Structured Streaming concepts
This article provides an introduction to Structured Streaming on Azure Databricks.
What is Structured Streaming?
Apache Spark Structured Streaming is a near real-time processing engine that offers end-to-end fault tolerance with exactly-once processing guarantees using familiar Spark APIs. Structured Streaming lets you express computation on streaming data in the same way you express a batch computation on static data. The Structured Streaming engine performs the computation incrementally and continuously updates the result as streaming data arrives.
Read from a data stream
You can use Structured Streaming to incrementally ingest data from supported data sources. Common data sources include the following:
- Data files in cloud object storage. See What is Auto Loader?.
- Message buses and queues. See Configure streaming data sources.

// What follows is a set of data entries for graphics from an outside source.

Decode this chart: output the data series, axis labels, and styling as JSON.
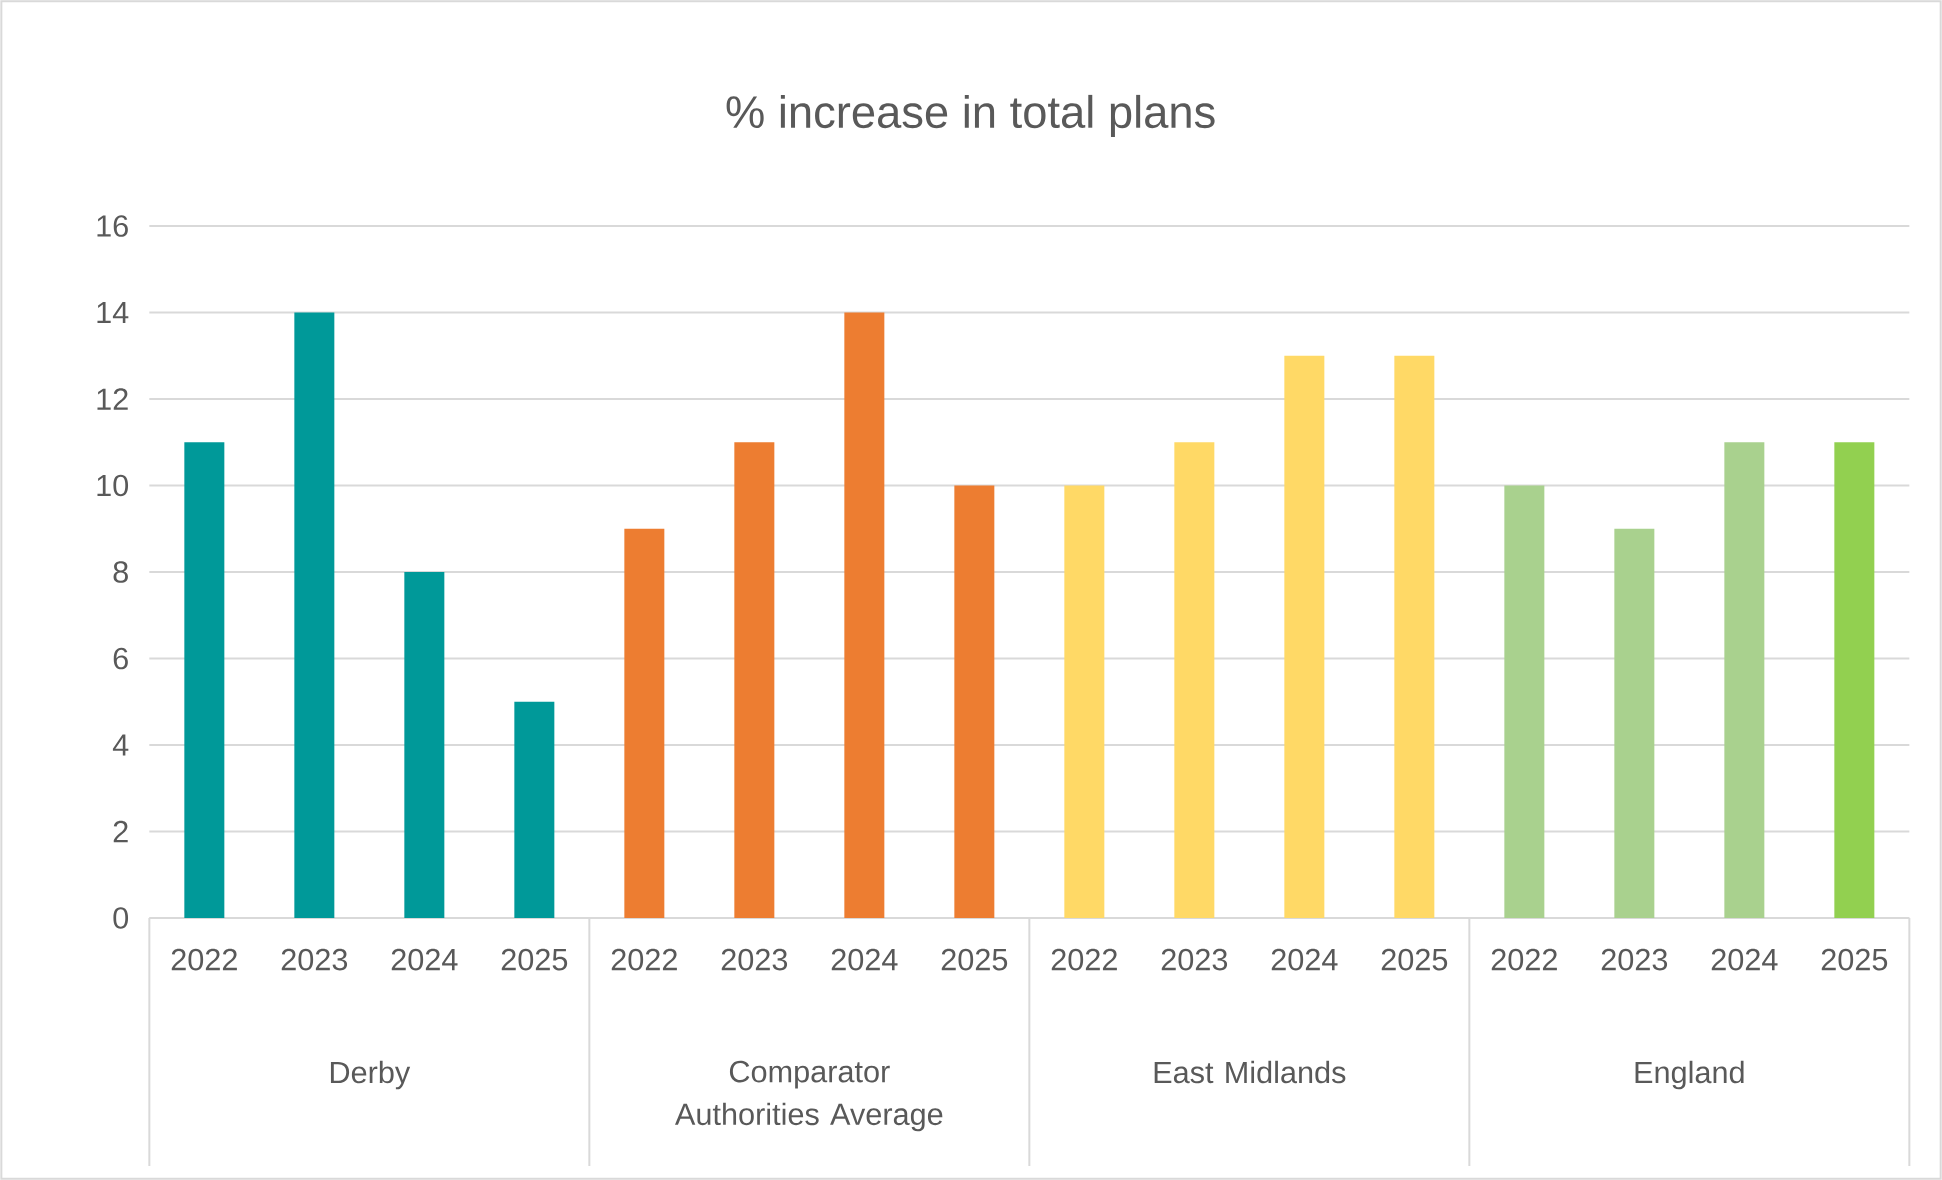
{
  "chart_data": {
    "type": "bar",
    "title": "% increase in total plans",
    "categories": [
      "2022",
      "2023",
      "2024",
      "2025",
      "2022",
      "2023",
      "2024",
      "2025",
      "2022",
      "2023",
      "2024",
      "2025",
      "2022",
      "2023",
      "2024",
      "2025"
    ],
    "values": [
      11,
      14,
      8,
      5,
      9,
      11,
      14,
      10,
      10,
      11,
      13,
      13,
      10,
      9,
      11,
      11
    ],
    "colors": [
      "#009999",
      "#009999",
      "#009999",
      "#009999",
      "#ed7d31",
      "#ed7d31",
      "#ed7d31",
      "#ed7d31",
      "#ffd966",
      "#ffd966",
      "#ffd966",
      "#ffd966",
      "#a9d18e",
      "#a9d18e",
      "#a9d18e",
      "#92d050"
    ],
    "annotations": [
      "Derby",
      "Comparator Authorities Average",
      "East Midlands",
      "England"
    ],
    "ylim": [
      0,
      16
    ],
    "yticks": [
      0,
      2,
      4,
      6,
      8,
      10,
      12,
      14,
      16
    ],
    "grid": "y"
  }
}
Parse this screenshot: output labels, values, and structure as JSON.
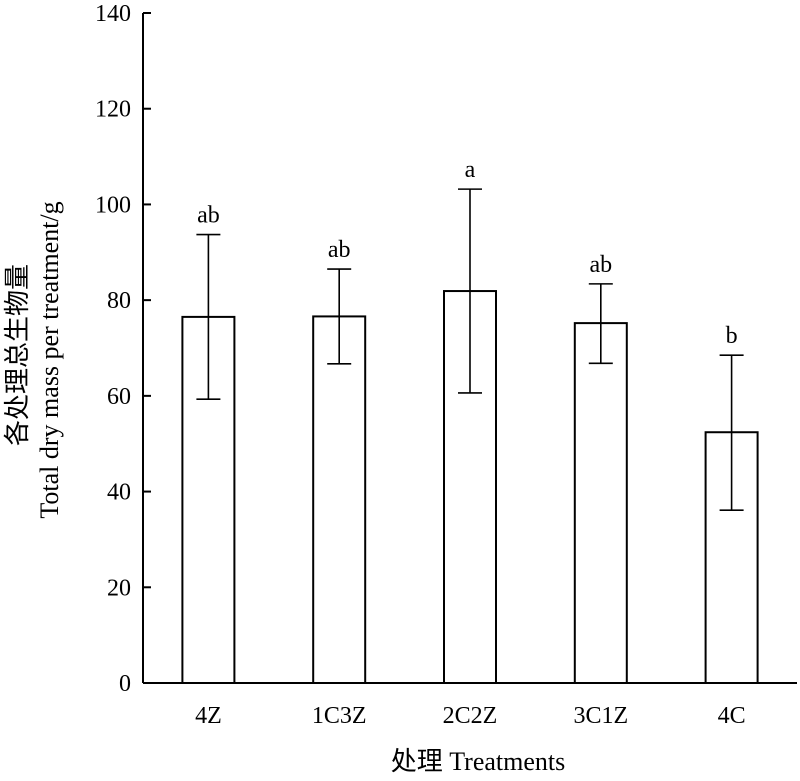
{
  "chart_data": {
    "type": "bar",
    "categories": [
      "4Z",
      "1C3Z",
      "2C2Z",
      "3C1Z",
      "4C"
    ],
    "values": [
      76.5,
      76.6,
      81.9,
      75.2,
      52.4
    ],
    "error_upper": [
      93.7,
      86.5,
      103.2,
      83.4,
      68.5
    ],
    "error_lower": [
      59.3,
      66.7,
      60.6,
      66.8,
      36.1
    ],
    "significance": [
      "ab",
      "ab",
      "a",
      "ab",
      "b"
    ],
    "ylim": [
      0,
      140
    ],
    "yticks": [
      "0",
      "20",
      "40",
      "60",
      "80",
      "100",
      "120",
      "140"
    ],
    "ylabel_cn": "各处理总生物量",
    "ylabel_en": "Total  dry mass per treatment/g",
    "xlabel": "处理 Treatments",
    "grid": false,
    "colors": {
      "bar_fill": "#ffffff",
      "bar_edge": "#000000",
      "axis": "#000000"
    }
  }
}
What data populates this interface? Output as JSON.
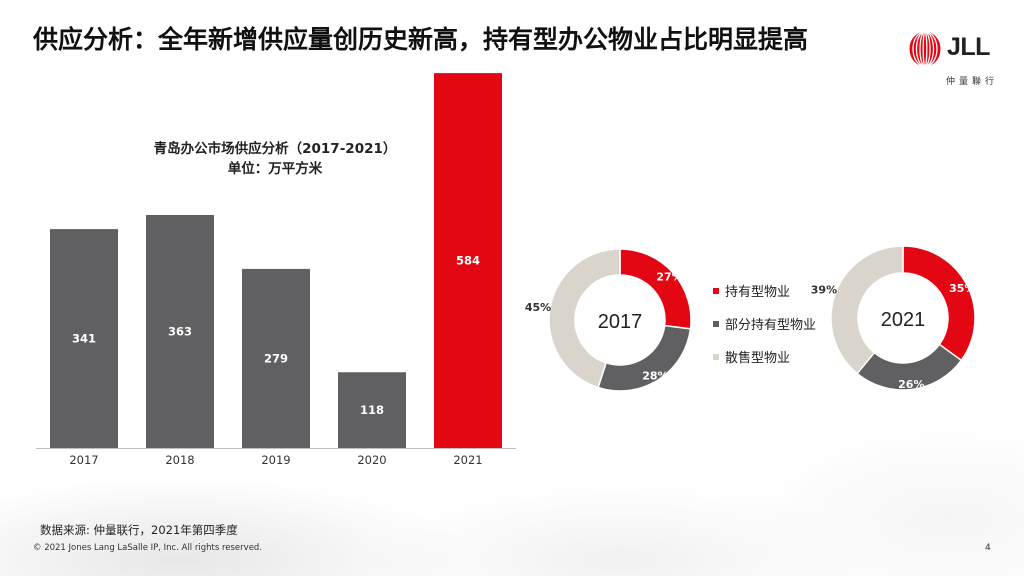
{
  "header": {
    "title": "供应分析：全年新增供应量创历史新高，持有型办公物业占比明显提高"
  },
  "logo": {
    "brand": "JLL",
    "subtitle": "仲量聯行"
  },
  "chart_data": [
    {
      "type": "bar",
      "title": "青岛办公市场供应分析（2017-2021）",
      "subtitle": "单位：万平方米",
      "categories": [
        "2017",
        "2018",
        "2019",
        "2020",
        "2021"
      ],
      "values": [
        341,
        363,
        279,
        118,
        584
      ],
      "value_labels": [
        "341",
        "363",
        "279",
        "118",
        "584"
      ],
      "ylim": [
        0,
        620
      ],
      "grid": false,
      "colors": [
        "#606062",
        "#606062",
        "#606062",
        "#606062",
        "#e30613"
      ]
    },
    {
      "type": "pie",
      "center_label": "2017",
      "categories": [
        "持有型物业",
        "部分持有型物业",
        "散售型物业"
      ],
      "values": [
        27,
        28,
        45
      ],
      "value_labels": [
        "27%",
        "28%",
        "45%"
      ],
      "colors": [
        "#e30613",
        "#606062",
        "#d9d4cc"
      ]
    },
    {
      "type": "pie",
      "center_label": "2021",
      "categories": [
        "持有型物业",
        "部分持有型物业",
        "散售型物业"
      ],
      "values": [
        35,
        26,
        39
      ],
      "value_labels": [
        "35%",
        "26%",
        "39%"
      ],
      "colors": [
        "#e30613",
        "#606062",
        "#d9d4cc"
      ]
    }
  ],
  "legend": {
    "items": [
      {
        "label": "持有型物业",
        "color": "#e30613"
      },
      {
        "label": "部分持有型物业",
        "color": "#606062"
      },
      {
        "label": "散售型物业",
        "color": "#d9d4cc"
      }
    ]
  },
  "footer": {
    "source": "数据来源: 仲量联行，2021年第四季度",
    "copyright": "© 2021 Jones Lang LaSalle IP, Inc. All rights reserved.",
    "page_number": "4"
  }
}
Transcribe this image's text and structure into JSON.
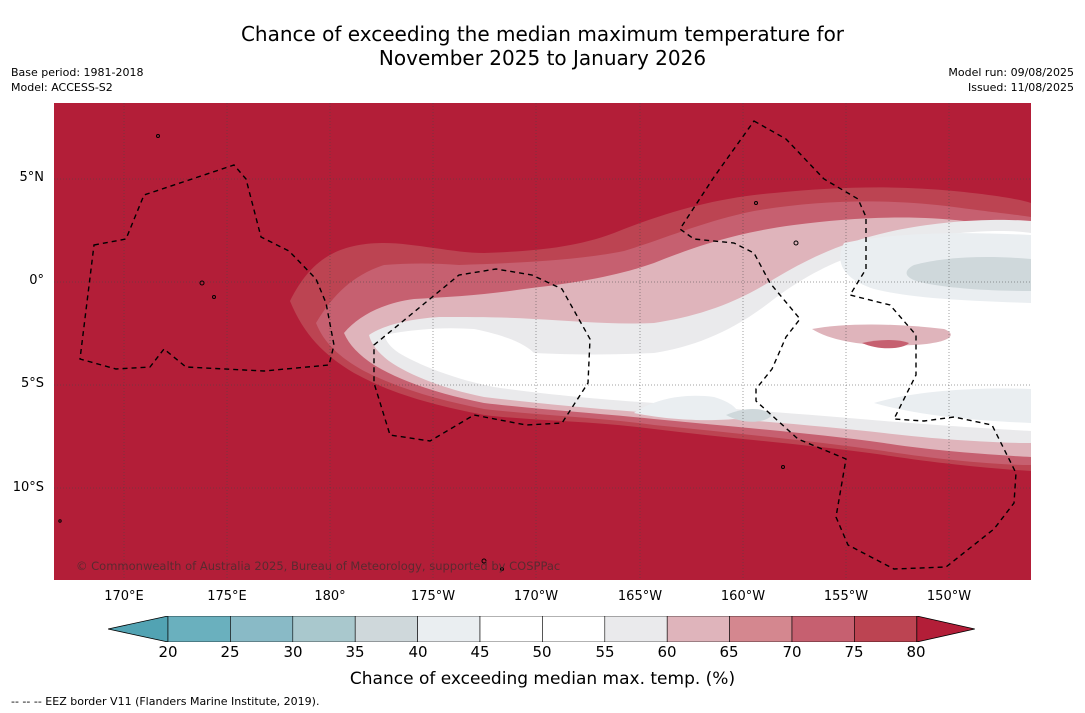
{
  "header": {
    "title_line1": "Chance of exceeding the median maximum temperature for",
    "title_line2": "November 2025 to January 2026",
    "base_period": "Base period: 1981-2018",
    "model": "Model: ACCESS-S2",
    "model_run": "Model run: 09/08/2025",
    "issued": "Issued: 11/08/2025"
  },
  "map": {
    "lat_labels": [
      "5°N",
      "0°",
      "5°S",
      "10°S"
    ],
    "lon_labels": [
      "170°E",
      "175°E",
      "180°",
      "175°W",
      "170°W",
      "165°W",
      "160°W",
      "155°W",
      "150°W"
    ],
    "credit": "© Commonwealth of Australia 2025, Bureau of Meteorology, supported by COSPPac",
    "background_color": "#b31e38",
    "border_style": "dashed"
  },
  "colorbar": {
    "ticks": [
      "20",
      "25",
      "30",
      "35",
      "40",
      "45",
      "50",
      "55",
      "60",
      "65",
      "70",
      "75",
      "80"
    ],
    "colors": [
      "#52a3b3",
      "#6ab0be",
      "#89bac6",
      "#a9c8cd",
      "#cfd8db",
      "#eaeef1",
      "#ffffff",
      "#ffffff",
      "#eaeaec",
      "#dfb4bb",
      "#d4878f",
      "#c66070",
      "#bc4452",
      "#b31e38"
    ],
    "label": "Chance of exceeding median max. temp. (%)"
  },
  "footer": {
    "legend": "--  --  -- EEZ border V11 (Flanders Marine Institute, 2019)."
  }
}
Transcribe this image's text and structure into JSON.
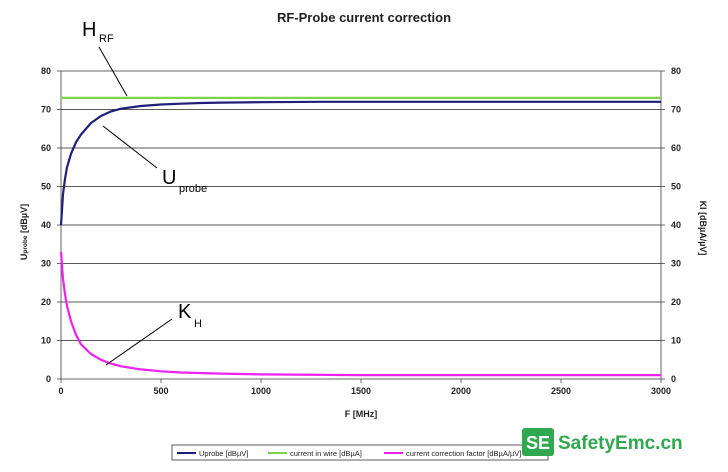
{
  "chart_data": {
    "type": "line",
    "title": "RF-Probe current correction",
    "xlabel": "F [MHz]",
    "ylabel_left": {
      "main": "U",
      "sub": "probe",
      "tail": " [dBµV]"
    },
    "ylabel_right": "KI [dBµA/µV]",
    "xlim": [
      0,
      3000
    ],
    "ylim": [
      0,
      80
    ],
    "xticks": [
      "0",
      "500",
      "1000",
      "1500",
      "2000",
      "2500",
      "3000"
    ],
    "yticks": [
      "0",
      "10",
      "20",
      "30",
      "40",
      "50",
      "60",
      "70",
      "80"
    ],
    "grid": "horizontal",
    "series": [
      {
        "name": "Uprobe [dBµV]",
        "color": "#1f1f7a",
        "points": [
          [
            0,
            40
          ],
          [
            10,
            48
          ],
          [
            20,
            52
          ],
          [
            30,
            55
          ],
          [
            50,
            58.5
          ],
          [
            75,
            61.5
          ],
          [
            100,
            63.5
          ],
          [
            150,
            66.5
          ],
          [
            200,
            68.3
          ],
          [
            250,
            69.5
          ],
          [
            300,
            70.2
          ],
          [
            400,
            70.9
          ],
          [
            500,
            71.3
          ],
          [
            600,
            71.5
          ],
          [
            700,
            71.7
          ],
          [
            800,
            71.8
          ],
          [
            1000,
            71.9
          ],
          [
            1300,
            72.0
          ],
          [
            1500,
            72.0
          ],
          [
            2000,
            72.0
          ],
          [
            2500,
            72.0
          ],
          [
            3000,
            72.0
          ]
        ]
      },
      {
        "name": "current in wire [dBµA]",
        "color": "#7dd34a",
        "points": [
          [
            0,
            73
          ],
          [
            3000,
            73
          ]
        ]
      },
      {
        "name": "current correction factor [dBµA/µV]",
        "color": "#ee22ee",
        "points": [
          [
            0,
            33
          ],
          [
            10,
            26
          ],
          [
            20,
            22
          ],
          [
            30,
            19
          ],
          [
            50,
            15
          ],
          [
            75,
            11.5
          ],
          [
            100,
            9
          ],
          [
            150,
            6.5
          ],
          [
            200,
            5
          ],
          [
            250,
            4
          ],
          [
            300,
            3.3
          ],
          [
            400,
            2.5
          ],
          [
            500,
            2
          ],
          [
            600,
            1.7
          ],
          [
            800,
            1.4
          ],
          [
            1000,
            1.2
          ],
          [
            1500,
            1.0
          ],
          [
            2000,
            1.0
          ],
          [
            2500,
            1.0
          ],
          [
            3000,
            1.0
          ]
        ]
      }
    ],
    "annotations": [
      {
        "main": "H",
        "sub": "RF"
      },
      {
        "main": "U",
        "sub": "probe"
      },
      {
        "main": "K",
        "sub": "H"
      }
    ],
    "legend_position": "bottom"
  },
  "watermark": {
    "badge": "SE",
    "text": "SafetyEmc.cn",
    "color": "#2fa84f"
  }
}
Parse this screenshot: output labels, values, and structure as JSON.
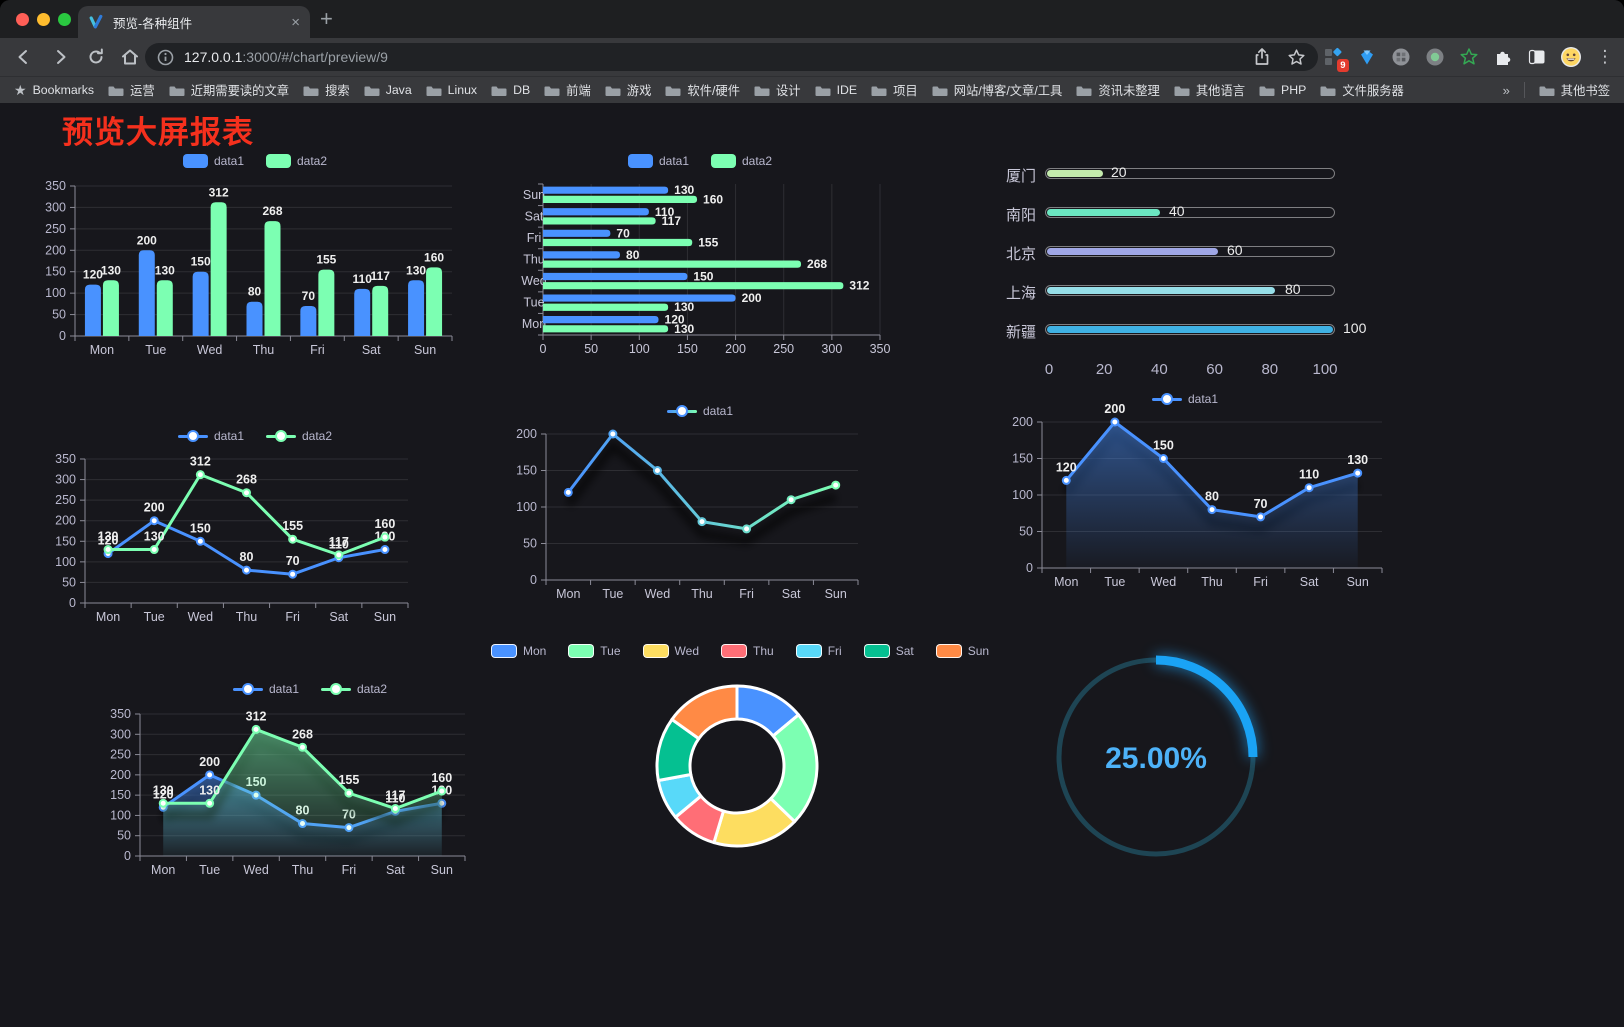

- Delta Lake. See Delta table streaming reads and writes.
Each data source provides a number of options to specify how to load batches of data. During reader configuration, you might need to configure options to do the following:
- Specify the data source or format (for example, file type, delimiters, and schema).
- Configure access to source systems (for example, port settings and credentials).
- Specify where to start in a stream (for example, Kafka offsets or reading all existing files).
- Control how much data is processed in each batch (for example, max offsets, files, or bytes per batch). See Configure Structured Streaming batch size on Azure Databricks.
Write to a data sink
A data sink is the target of a streaming write operation. Common sinks used in Azure Databricks streaming workloads include the following:
- Delta Lake
- Message buses and queues
- Key-value databases
As with data sources, most data sinks provide a number of options to control how data is written to the target system. During writer configuration, you specify the following options:
- Output mode (append by default). See Select an output mode for Structured Streaming.
- A checkpoint location (required for each writer). See Structured Streaming checkpoints.
- Trigger intervals. See Configure Structured Streaming trigger intervals.
- Options that specify the data sink or format (for example, file type, delimiters, and schema).
- Options that configure access to target systems (for example, port settings and credentials).